Sejatinya obrolan mereka cuma alat pengisi waktu. Tanpa dampak ke cerita utama, tanpa pesan terselubung (selepas konflik utama masuk, pembicaraan sempat sekilas menyinggung isu rasisme serta paranoia pasca Perang Dingin), walau berfungsi memberi gambaran lebih mengenai hubungan non-romantis kedua protagonis.

Everett dan Fay memulai pekerjaan masing-masing. Malam bergulir seperti biasa, sampai Fay menangkap sebuah frekuensi audio misterius, yang mendorong mereka melakukan investigasi, sementara di saat bersamaan, beberapa fenomena aneh dialami warga Cayuga yang tak menonton pertandingan basket. Sutradara debutan Andrew Patterson membuka misteri lewat single take sepanjang 10 menit, yang menghasilkan bangunan ketegangan bertahap yang pelan-pelan makin mencengkeram, sedangkan McCormick menjual kebingungan sekaligus kecemasan karakternya secara meyakinkan.

Dibantu sinematografer M.I. Littin-Menz, Patterson gemar memainkan metode pengambilan gambar, termasuk saat kamera beranjak keluar dari kantor Fay, menyapu jalanan kota kosong yang membangun kesan isolasi yang sesekali bisa ditemui juga di The Twilight Zone, masuk lalu keluar dari stadion basket yang bergemuruh, sebelum tiba di stasiun radio Everett. Momen tersebut—ditambah efek spesial di penghujung durasi—adalah pameran pencapaian teknis filmnya di tengah keterbatasan biaya. Demikian pula ketika Erick Alexander dan Jared Bulmer menjadikan suara tepuk tangan sebagai salah satu bagian musik. Semua mewakili ambisi tim pembuat film muda ini untuk melahirkan film murah yang bergaya.

Penyelidikan tokoh utamanya turut dibantu dua narasumber: Billy (disuarakan Bruce Davis), mantan anggota militer, dan wanita tua bernama Mabel (Gail Cronauer).

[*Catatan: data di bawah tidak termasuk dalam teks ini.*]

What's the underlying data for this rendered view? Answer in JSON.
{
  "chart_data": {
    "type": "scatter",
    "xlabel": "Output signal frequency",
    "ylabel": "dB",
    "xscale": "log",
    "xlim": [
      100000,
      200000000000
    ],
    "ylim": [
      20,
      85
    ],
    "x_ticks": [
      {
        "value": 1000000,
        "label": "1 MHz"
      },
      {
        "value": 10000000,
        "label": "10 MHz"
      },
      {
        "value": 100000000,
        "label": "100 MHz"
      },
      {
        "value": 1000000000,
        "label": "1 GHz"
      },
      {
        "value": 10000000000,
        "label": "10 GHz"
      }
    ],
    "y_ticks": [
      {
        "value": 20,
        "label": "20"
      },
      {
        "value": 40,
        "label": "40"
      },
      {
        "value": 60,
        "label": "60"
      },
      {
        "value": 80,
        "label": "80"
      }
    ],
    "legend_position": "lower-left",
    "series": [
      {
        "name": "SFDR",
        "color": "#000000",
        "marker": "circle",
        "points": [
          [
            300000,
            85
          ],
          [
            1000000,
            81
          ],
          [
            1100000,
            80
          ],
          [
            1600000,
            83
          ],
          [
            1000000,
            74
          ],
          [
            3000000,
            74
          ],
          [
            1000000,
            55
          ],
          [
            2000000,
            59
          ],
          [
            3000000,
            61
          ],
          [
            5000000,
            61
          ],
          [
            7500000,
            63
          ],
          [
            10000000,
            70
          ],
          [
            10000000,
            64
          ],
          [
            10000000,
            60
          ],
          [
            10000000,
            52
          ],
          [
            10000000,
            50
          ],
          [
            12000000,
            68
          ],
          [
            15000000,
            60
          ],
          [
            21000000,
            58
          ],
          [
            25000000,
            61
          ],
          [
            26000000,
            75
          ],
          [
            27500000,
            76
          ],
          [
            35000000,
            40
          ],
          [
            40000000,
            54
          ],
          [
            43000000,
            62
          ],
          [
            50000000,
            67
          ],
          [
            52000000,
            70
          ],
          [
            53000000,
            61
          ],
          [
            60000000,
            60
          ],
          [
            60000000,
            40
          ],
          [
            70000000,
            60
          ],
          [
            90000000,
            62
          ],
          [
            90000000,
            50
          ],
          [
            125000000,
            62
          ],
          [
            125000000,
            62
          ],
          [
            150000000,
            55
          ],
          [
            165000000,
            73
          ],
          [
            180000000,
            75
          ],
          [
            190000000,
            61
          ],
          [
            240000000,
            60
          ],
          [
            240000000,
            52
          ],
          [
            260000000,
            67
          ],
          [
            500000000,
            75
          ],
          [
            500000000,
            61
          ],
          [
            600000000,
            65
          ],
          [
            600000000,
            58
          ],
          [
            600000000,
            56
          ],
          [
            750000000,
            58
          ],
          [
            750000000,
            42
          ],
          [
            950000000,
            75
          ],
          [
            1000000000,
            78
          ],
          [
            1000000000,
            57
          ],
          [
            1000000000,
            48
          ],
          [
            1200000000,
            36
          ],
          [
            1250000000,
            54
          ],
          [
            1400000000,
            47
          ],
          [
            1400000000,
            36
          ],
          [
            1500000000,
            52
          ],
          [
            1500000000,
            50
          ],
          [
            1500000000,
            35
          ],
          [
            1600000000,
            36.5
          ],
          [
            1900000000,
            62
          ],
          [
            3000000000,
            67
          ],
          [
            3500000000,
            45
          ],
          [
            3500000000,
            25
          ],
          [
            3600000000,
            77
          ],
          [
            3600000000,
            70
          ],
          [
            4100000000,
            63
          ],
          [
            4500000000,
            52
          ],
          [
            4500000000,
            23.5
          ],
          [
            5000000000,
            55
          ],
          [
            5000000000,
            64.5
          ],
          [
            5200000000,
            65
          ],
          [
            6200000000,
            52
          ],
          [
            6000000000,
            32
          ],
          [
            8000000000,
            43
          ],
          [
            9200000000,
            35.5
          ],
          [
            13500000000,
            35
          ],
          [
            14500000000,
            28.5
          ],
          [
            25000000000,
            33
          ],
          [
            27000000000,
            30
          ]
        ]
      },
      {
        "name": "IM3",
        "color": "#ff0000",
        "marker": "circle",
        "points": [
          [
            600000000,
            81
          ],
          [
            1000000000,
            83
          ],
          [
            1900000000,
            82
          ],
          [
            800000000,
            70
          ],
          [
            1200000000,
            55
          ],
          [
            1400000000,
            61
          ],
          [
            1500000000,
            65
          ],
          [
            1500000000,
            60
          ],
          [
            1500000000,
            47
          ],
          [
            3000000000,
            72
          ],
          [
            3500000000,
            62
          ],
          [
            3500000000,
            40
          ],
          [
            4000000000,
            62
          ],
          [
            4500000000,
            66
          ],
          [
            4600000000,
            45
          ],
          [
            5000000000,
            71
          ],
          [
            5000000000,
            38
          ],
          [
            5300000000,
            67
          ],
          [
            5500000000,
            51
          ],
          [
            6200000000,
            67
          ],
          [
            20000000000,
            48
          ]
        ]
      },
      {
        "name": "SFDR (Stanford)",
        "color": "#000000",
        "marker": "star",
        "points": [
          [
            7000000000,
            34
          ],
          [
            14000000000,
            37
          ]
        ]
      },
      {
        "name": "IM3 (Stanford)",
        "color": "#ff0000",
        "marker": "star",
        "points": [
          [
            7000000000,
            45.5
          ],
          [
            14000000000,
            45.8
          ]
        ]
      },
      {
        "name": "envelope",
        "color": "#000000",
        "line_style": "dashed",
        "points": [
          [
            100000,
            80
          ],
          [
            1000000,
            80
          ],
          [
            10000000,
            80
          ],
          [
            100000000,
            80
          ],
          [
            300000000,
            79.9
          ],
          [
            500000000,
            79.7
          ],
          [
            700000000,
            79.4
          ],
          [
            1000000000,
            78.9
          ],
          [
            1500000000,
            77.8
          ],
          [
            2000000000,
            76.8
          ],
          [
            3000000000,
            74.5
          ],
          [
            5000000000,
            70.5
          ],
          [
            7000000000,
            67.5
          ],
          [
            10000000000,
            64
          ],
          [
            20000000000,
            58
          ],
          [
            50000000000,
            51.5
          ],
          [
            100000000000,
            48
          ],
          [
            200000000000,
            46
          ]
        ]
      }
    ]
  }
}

Sepanjang percakapan, sosok Billy tak pernah nampak. Kita cuma mendengar suaranya melalui telepon, sedangkan kamera menaruh fokus pada ekspresi Everett, sambil sesekali berpindah ke Fay, yang ditangkap secara close-up. Bahkan tak jarang kita hanya melihat layar hitam, melahirkan nuansa atmosferik yang mencerminkan sensasi serupa drama radio. Imajinasi penonton dibiarkan bergerak liar mengikuti cerita ala teori konspirasi yang tak pernah membosankan.

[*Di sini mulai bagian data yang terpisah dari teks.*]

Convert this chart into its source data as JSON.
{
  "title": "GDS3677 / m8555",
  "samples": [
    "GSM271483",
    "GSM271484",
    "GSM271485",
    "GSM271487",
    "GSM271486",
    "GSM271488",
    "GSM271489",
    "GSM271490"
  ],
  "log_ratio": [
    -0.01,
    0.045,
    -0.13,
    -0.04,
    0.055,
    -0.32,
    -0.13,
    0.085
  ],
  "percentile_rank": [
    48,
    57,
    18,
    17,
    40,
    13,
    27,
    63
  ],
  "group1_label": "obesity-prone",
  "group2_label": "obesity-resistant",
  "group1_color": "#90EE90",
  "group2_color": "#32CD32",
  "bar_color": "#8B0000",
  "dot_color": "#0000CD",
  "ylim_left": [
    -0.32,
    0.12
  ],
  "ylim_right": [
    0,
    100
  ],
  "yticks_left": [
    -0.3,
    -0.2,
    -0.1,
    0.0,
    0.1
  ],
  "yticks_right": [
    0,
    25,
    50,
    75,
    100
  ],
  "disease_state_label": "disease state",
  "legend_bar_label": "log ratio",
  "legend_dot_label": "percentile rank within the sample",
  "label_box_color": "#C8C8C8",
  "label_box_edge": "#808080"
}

Pertanyaan yang diajukan adalah, “Apakah cerita-cerita tersebut benar adanya?”. Apakah Billy berkata jujur atau sebatas orang iseng? Apakah Mabel mengutarakan kebenaran atau cuma wanita tua yang kehilangan kewarasan, juga salah mengartikan autisme puteranya? Misteri-misteri ini jadi pengikat atensi, sembari kita pelan-pelan mengumpulkan petunjuk, yang sejatinya mengarah ke satu jawaban. Jawaban dalam ending, yang sayangnya gagal memberi penebusan setimpal. Seolah naskah buatan James Montague dan Craig W. Sanger berkata, “You wanna see “that thing” right? Here, we give you one”, tanpa ada olahan ketegangan, teror, atau sense of wonder (yang kemungkinan besar jadi incaran terbesar pembuat filmnya, sebagai tribute kepada Close Encounters of the Third Kind).

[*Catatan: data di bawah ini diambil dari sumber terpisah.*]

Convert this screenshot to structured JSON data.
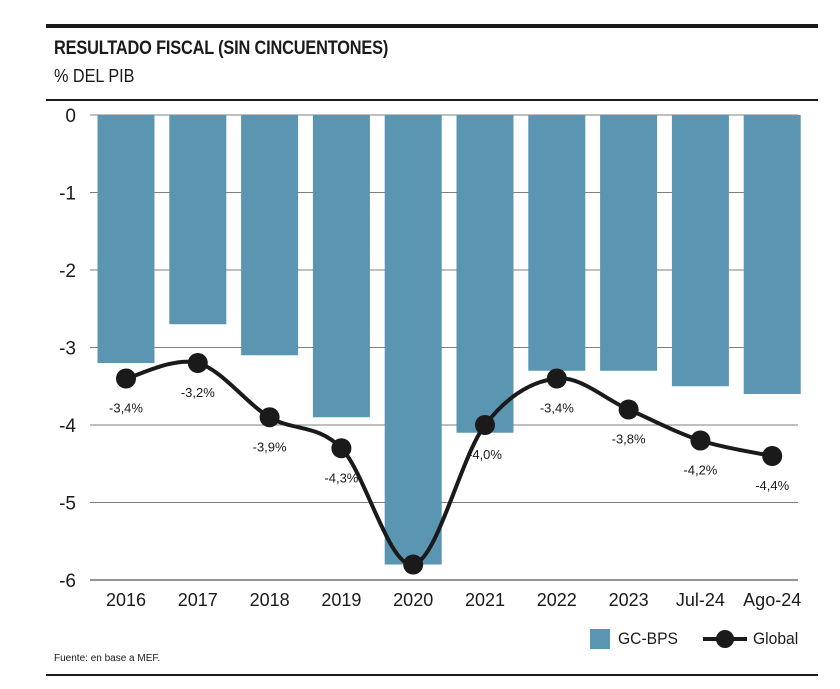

The Vast of Night merupakan surat cinta. Surat cinta untuk suguhan fiksi-ilmiah, pula surat cinta untuk seni merekam suara. Bahkan terdapat adegan mendetail di mana Everett berkali-kali membongkar-pasang pita rekaman. Mungkin itu juga alasan mengapa filmnya begitu “cerewet”. The Vast of Night bukan tontonan yang bakal meneror , menakuti, apalagi memacu jantung penonton melalui kisah invasi alien berskala besar. Bayangkan kalian sedang duduk bersama teman-teman, berkumpul sembari minum-minum, merokok, berkelakar, kemudian salah seroang teman mulai menceritakan sebuah kisah abnormal yang amat menarik.


Available on PRIME VIDEO

1 komentar :

Comment Page:
Anonim mengatakan...

Setuju sama mas Rasyid. Aku nonton tanpa liat sinopsisatau review, jadi menit2 pertama udah agak bosan sama percakapan ngalor ngidul pemerannya. Mikir ini arahnya mau di bawa kemana . Tapi karna visualnya cantik + elemen retronya dapat bgt akhirnya nerusin nonton dan emang sebagus itu. Untung gak mutusin berenti di awal film.